Recently some courts have developed and applied a theory in products liability cases which imposes liability on successor corporations without regard to the "niceties" of corporate transfers where the successor acquires and continues the predecessor's business in an essentially unchanged manner. See Ramirez v. Amsted Industries, Inc., 171 N.J.Super. 261, 408 A.2d 818 (1979). Such cases justify the abandonment of traditional corporate analysis on the basis of the stated social desirability of placing the risk of defective products on the marketing enterprise which manufactured and sold them. Various theories have been adopted to expand the focus of legal liability. Some courts have looked to the nature and consequences of the transaction and found a de facto merger for product liability purposes even though the formal characteristics of a corporate merger were not present. See Shannon v. Samuel Langston Company, 379 F. Supp. 797 (W.D.Mich.1974).

Other courts have relied on a continuity of the enterprise theory. See Turner v. Bituminous Casualty Co., 397 Mich. 406, 244 N.W.2d 873 (1976).

Still other courts have abandoned the traditional approach and have evolved a new exception called the product-line exception. See Ray v. Alad Corp., 19 Cal. 3d 22, 560 P.2d 3, 136 Cal. Rptr. 574 (1977); Dawejko v. Joregensen Steel Co., 290 Pa.Super. 15, 434 A.2d 106 (1981).

Under the facts in the present case we find no basic justification for a departure from the traditional rules. The public policy considerations which motivate imposition of strict liability on those who create risk and obtain profit by placing defective products in the stream of commerce do not necessarily apply equally to successor corporations. To paraphrase the language of several courts, the corporate assets purchaser, as a successor of the manufacturer of a defective product, cannot be said to have created the risk of a product manufactured by its predecessor, and, except in a very remote way, does not realize the profit for the sale of a predecessor's product. Generally speaking, the successor corporation has neither invited use of its predecessor's product nor represented to the public that that product is safe and suitable for use.

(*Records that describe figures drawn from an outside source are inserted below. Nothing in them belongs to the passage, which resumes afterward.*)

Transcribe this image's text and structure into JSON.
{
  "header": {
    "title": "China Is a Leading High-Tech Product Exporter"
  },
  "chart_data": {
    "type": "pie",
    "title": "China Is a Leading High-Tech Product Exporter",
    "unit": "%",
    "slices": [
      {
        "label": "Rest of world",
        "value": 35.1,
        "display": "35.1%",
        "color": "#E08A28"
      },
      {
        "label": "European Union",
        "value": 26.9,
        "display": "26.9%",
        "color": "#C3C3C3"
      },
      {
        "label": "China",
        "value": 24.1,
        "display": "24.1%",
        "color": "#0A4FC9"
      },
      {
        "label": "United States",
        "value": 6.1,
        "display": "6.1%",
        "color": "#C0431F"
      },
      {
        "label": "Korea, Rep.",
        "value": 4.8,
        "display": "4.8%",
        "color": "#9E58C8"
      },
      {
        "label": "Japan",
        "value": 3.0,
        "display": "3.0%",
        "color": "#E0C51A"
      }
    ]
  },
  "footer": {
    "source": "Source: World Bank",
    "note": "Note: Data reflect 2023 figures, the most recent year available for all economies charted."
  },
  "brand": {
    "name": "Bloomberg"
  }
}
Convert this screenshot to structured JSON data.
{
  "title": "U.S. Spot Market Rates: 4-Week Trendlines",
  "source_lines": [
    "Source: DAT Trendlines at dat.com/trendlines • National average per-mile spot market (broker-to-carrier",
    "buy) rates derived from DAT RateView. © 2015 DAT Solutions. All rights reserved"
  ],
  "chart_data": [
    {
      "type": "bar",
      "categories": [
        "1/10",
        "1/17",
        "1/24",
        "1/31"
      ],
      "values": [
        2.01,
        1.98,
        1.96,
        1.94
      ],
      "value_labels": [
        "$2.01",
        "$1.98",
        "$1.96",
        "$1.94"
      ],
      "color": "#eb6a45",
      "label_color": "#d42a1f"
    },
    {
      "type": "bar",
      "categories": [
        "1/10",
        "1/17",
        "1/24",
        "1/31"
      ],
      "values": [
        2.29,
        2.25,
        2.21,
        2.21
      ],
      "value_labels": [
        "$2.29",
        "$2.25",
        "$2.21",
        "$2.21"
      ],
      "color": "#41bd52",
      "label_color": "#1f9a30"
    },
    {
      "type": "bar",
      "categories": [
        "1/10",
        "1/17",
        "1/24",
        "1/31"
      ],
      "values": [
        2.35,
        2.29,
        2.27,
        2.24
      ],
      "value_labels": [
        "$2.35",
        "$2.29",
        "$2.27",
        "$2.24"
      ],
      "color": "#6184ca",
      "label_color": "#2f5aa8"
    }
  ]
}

Obviously, a corporation is subject to liability for defective products which it manufactures and sells itself, regardless of whether it is a predecessor or successor corporation. The passage of time involved in the present case, and the multiple corporate successors, accentuates the problems of altering or expanding traditional rules of corporate law in the area of strict liability in tort.

Ordinarily, strict liability for defective products has not been imposed upon a defendant corporation without some responsibility for having created or perpetuated the defect. The question of whether or not strict liability in tort policy should be substantially altered by also changing established principles of corporate succession transactions involves broad public policy issues which are more appropriately left to legislative determination.

In view of our disposition of the major issue involved, it is unnecessary to discuss the remaining assignments of error.

The judgment of the District Court is affirmed.